Stock split corporate action

In this corporate action the number of shares outstanding is increased by splitting the face value. For example, if a company has 100 crore (1 billion) outstanding shares of Rs10 and announced a face split from Rs 10 to Rs2 per share. One share of face value Rs10 will become 5 shares of Rs2 face value. A person holding 1000 shares of the company will have 5000 shares after the stock split. The price also comes down proportionately on Ex-date i.e. in the above example the price will be 1/5th of the price before the split. The reason is Earnings Per Share (EPS) comes down as the Total profit remains same but number of shares are increased.

Companies split the stock when the price is too high for small investors to buy the shares. As the price comes down proportionately the liquidity increases in the counter as the small investors will start trading at the affordable price. Because of this reason the share price will move up after the split (i.e. the price will be little more than 1/5th of the price before the split in the above example).
Stock split doesn’t change the market capitalization of a company much. It’s an indication that the company is performing well and the share price is going up.
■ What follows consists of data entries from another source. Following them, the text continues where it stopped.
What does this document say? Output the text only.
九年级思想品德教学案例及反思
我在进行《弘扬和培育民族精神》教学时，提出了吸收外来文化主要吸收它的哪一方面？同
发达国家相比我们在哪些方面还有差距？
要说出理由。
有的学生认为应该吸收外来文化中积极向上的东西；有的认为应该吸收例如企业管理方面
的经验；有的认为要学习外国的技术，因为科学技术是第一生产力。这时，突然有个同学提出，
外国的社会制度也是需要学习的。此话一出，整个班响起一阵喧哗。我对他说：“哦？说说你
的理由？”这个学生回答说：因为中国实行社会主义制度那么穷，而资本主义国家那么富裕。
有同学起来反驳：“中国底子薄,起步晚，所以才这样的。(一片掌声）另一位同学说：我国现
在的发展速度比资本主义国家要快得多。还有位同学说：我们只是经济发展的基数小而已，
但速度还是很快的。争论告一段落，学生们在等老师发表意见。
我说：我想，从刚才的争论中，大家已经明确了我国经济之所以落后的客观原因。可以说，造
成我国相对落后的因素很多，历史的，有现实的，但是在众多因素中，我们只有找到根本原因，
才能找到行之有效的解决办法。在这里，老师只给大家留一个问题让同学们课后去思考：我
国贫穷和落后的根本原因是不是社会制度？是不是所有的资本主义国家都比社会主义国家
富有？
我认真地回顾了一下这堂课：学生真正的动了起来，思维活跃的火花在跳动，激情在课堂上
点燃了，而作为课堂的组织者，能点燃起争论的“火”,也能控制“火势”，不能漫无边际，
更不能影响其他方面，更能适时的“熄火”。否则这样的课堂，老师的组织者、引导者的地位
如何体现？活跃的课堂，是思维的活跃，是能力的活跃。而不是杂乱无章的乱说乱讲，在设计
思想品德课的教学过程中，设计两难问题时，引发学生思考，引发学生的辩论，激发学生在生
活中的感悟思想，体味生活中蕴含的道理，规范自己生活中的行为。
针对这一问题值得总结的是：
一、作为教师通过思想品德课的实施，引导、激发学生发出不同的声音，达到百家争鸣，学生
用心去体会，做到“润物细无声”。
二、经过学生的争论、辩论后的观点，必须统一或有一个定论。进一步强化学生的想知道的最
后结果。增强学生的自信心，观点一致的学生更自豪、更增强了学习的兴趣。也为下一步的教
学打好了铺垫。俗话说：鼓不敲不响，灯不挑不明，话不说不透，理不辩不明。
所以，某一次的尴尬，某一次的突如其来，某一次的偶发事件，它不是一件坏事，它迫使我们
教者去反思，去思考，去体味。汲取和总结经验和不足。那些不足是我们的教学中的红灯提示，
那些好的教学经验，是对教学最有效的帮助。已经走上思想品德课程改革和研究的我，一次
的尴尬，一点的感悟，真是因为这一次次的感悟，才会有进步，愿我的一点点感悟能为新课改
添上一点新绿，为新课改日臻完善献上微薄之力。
In a reverse stock split the face value of a share is increased there by reducing the number of shares outstanding. The companies choose this action when the share price is too low. This would also reduce manipulations by operators. When the face value of Rs2 is made Rs10 the number of shares decreases 5 times and the price increases 5 folds.

Only number of stocks and face value needs to be adjusted in the liabilities section of the balance sheet.